Photography by Peter Amend, courtesy of Real Log Homes
Nestled in the western slope of California’s Sierra Nevada mountains, and just steps away from Sequoia National Park, sits a log home as distinctive as the famed colossal trees that embrace it.
A decade ago, Charlie and Esther Huecker were drawn to this stunning piece of property and its storied past. The site houses remnants of a Civilian Conservation Corps (CCC) camp —a U.S. public relief program for unemployed men as part of President Roosevelt’s New Deal during the Great Depression. The young men who lived and worked here built the roads and bridges that would provide access to the park. The site also served as a working cattle ranch from the late 1800s until just as recently as 20 years ago, and evidence of this history, including barns, corrals and a water tower, still stands.
Initially, Charlie and Esther enjoyed time at the ranch with their family on weekends and long holidays; however, when it was time to consider a more permanent residence here, they didn’t exactly agree on what kind of home to build.
Charlie was drawn to ranch-style log homes
. He prized the way the natural materials and low profile would live in harmony with the surroundings. Esther, on the other hand, wasn’t convinced. The only log homes she knew were in the traditional Western style
, with large, round logs and a distinctly mountain-lodge feel, and that was not what she was envisioning as her home.
While driving around the area, Charlie happened upon a model log home by Meeker Builders
, a west coast builder/dealer for New Hampshire-based Real Log Homes
, and convinced Esther to take a look. After listening to their varying visions of “home,” owner Herb Meeker took the couple on a tour of houses he’d built in the area. The wide variety of styles, materials and options was an eye-opener for Esther and chipped away at her resistance to log home life.

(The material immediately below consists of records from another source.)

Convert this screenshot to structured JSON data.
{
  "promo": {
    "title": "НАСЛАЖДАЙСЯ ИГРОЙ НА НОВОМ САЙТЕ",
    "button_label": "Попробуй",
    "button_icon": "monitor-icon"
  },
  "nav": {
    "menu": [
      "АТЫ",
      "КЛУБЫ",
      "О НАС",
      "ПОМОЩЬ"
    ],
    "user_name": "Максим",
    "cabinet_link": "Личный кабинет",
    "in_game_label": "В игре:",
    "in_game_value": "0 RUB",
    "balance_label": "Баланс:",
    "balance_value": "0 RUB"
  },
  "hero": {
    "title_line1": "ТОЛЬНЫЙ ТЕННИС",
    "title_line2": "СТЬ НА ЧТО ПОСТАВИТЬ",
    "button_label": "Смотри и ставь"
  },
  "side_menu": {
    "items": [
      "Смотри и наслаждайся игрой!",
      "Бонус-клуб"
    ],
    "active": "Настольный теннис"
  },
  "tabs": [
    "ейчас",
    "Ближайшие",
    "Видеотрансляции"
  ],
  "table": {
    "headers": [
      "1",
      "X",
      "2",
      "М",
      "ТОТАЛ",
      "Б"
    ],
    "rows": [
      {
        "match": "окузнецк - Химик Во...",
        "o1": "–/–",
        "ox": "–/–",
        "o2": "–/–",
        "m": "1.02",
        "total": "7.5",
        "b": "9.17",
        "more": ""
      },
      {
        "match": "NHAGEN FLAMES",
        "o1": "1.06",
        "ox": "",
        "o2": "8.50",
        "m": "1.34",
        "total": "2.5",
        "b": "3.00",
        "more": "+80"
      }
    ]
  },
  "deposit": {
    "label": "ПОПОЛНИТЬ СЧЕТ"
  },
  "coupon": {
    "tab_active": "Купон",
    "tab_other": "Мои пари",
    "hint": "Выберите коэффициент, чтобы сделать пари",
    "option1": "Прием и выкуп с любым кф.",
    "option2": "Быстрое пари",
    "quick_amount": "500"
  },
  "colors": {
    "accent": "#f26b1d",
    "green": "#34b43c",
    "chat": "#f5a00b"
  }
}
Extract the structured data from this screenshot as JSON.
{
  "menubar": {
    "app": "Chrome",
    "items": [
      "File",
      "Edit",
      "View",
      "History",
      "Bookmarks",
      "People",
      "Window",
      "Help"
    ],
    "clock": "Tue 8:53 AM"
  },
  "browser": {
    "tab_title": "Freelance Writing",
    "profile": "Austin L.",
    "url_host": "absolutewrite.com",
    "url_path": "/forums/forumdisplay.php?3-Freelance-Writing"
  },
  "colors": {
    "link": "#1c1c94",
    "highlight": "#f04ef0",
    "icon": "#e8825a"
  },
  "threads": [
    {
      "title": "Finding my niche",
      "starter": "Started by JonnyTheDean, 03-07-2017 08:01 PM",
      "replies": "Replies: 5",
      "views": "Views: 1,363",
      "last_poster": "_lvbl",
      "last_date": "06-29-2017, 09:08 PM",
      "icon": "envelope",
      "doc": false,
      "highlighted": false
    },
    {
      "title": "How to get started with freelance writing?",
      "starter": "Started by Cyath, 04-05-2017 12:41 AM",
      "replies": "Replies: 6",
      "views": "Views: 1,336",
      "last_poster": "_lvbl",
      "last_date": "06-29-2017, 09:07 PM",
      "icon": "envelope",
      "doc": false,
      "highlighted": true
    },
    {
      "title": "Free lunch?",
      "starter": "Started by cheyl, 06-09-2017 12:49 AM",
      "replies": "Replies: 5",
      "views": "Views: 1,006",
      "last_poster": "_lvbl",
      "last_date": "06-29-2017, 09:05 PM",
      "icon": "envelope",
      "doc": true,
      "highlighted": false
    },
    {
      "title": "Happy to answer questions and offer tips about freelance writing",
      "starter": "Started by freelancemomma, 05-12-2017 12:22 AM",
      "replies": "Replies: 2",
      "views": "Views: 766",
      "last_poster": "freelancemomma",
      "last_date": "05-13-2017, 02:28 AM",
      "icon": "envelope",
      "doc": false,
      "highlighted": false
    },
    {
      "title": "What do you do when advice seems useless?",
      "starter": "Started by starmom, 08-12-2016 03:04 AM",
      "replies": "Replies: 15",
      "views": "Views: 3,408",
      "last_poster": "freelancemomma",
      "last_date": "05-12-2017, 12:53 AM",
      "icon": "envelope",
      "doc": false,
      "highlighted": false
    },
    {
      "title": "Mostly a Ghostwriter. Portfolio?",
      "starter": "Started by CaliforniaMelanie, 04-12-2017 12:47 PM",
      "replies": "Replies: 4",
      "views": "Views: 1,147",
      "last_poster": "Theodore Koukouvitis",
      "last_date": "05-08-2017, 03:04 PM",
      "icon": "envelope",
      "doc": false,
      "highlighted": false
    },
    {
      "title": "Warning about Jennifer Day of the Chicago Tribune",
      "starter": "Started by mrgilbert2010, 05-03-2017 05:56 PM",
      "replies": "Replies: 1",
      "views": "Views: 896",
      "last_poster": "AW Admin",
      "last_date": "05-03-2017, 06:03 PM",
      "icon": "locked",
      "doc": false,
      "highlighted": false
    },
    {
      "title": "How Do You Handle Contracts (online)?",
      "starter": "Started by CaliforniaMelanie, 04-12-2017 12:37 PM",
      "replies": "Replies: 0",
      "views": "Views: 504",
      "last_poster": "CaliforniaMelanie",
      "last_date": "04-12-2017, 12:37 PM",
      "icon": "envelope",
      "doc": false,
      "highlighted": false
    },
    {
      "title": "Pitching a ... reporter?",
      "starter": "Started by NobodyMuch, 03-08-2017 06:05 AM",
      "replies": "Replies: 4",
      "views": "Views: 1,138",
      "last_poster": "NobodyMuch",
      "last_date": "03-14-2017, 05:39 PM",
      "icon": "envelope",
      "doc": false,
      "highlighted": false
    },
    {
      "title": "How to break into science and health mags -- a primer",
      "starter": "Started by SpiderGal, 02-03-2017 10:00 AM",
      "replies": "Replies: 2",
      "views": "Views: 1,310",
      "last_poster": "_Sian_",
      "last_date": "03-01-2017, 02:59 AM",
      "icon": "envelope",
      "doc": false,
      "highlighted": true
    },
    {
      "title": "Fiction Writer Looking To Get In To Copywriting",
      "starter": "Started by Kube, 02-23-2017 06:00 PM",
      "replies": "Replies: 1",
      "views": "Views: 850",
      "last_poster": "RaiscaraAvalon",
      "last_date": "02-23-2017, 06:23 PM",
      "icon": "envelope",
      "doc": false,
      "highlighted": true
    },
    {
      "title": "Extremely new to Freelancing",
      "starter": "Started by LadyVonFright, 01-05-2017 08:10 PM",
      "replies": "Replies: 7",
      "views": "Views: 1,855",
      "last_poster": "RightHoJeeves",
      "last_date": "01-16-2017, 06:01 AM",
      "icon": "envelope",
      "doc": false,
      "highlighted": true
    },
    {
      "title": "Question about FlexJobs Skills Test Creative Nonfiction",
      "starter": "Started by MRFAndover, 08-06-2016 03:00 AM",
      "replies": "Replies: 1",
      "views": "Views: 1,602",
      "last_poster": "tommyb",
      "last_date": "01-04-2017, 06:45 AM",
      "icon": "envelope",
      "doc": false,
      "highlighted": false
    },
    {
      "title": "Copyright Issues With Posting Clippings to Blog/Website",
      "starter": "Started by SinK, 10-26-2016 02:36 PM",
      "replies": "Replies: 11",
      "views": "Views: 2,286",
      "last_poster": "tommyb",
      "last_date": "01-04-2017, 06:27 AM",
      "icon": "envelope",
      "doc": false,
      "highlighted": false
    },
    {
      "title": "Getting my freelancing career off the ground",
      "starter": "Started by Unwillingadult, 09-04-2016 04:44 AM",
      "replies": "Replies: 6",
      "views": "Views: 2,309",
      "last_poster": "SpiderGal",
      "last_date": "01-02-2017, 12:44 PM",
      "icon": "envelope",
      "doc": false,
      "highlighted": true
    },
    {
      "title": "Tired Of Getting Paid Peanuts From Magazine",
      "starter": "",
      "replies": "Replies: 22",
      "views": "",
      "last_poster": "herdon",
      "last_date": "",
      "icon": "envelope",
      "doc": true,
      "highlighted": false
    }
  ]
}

“It surprised me to learn that there isn’t ‘one style’ of log home,” says Esther. “There is so much you can do with log construction to really infuse your personality into it.”
Confident that Herb could meet their varied stylistic vision, the couple hired Meeker Builders to create their home. Being the first house they’d ever built from the ground up, Charlie and Esther needed guidance, which the Meeker design team expertly provided. “We have nothing but high praise for Herb’s design staff,” says Charlie. “They listened to what we needed and how we wanted to live in the home. They gave us everything we asked for.”
Initially, that accommodation resulted in a floor plan
that was far too much house for these empty nesters on the brink of retirement. “It was too much space for two people,” Charlie explains. “We wanted to keep the features they incorporated, but do so in a more practical way.” Herb’s team did just that, whittling away at excessive space and eventually landing at a floor plan that’s just shy of 2,700 square feet — a comfortable size for them with plenty of room when their two grown sons and their families visit. It took nearly a year to design and fine tune the plan, but it was worth the time investment.
“In a log home, you have to get the design just right,” explains Esther. “It’s not easy to make changes onsite. You can’t move walls or re-route wiring on a whim. You have to plan it thoughtfully.”
Herb couldn’t agree more. “To be successful, you have to listen to your customers and interpret what they are trying to accomplish,” he says.
For the Hueckers, that meant being mindful of their budget
, drafting the floor plan with the future in mind and capturing as much of their stunning mountain-and-water views as possible.
Achieving the latter meant incorporating so many Jeld-Wen windows
on the rear of the home, the structural engineer had to beg for load-bearing walls to support them. An ingenious feature, dubbed “The River Room” by the family, is a sunroom/family room perched literally over the top of an irrigation canal that channels water from the river to residents down in the canyon. It offers panoramic views of their property.
The logs themselves are 11-by-7-inch rectangular tongue-and-groove white pine with dovetailed corners — a log profile
that’s common in the Southeastern United States but is something of a novelty on the West Coast.
“We’ve built hundreds of Real Log Homes over the years, but this was the first dovetailed house we’ve ever done. It’s not a style commonly found in California,” says Herb. “But, since we finished the Huecker’s home in 2012, we are getting more requests for it.”
Another unique design detail is the shed dormer that plays a prominent role on the front facade. Shed dormers are a smart way to increase second-story headroom and boost usable square footage but are usually relegated to the back. Charlie and Esther, who preferred this look to that of small gables on a roofline, feel it lends to the “Craftsman-industrial” feel of their home. The wide front porch and 30-inch overhangs also give it that cozy Craftsman vibe, but serve a practical purpose, too. “Deep overhangs protect the logs and significantly reduce maintenance,” Herb says. Enlisting local artisans, such as a potter to create all 16 of the home’s exterior lamps, give the house its one-of-a-kind ambiance and make the Huecker’s home as rare a find as the ground it graces.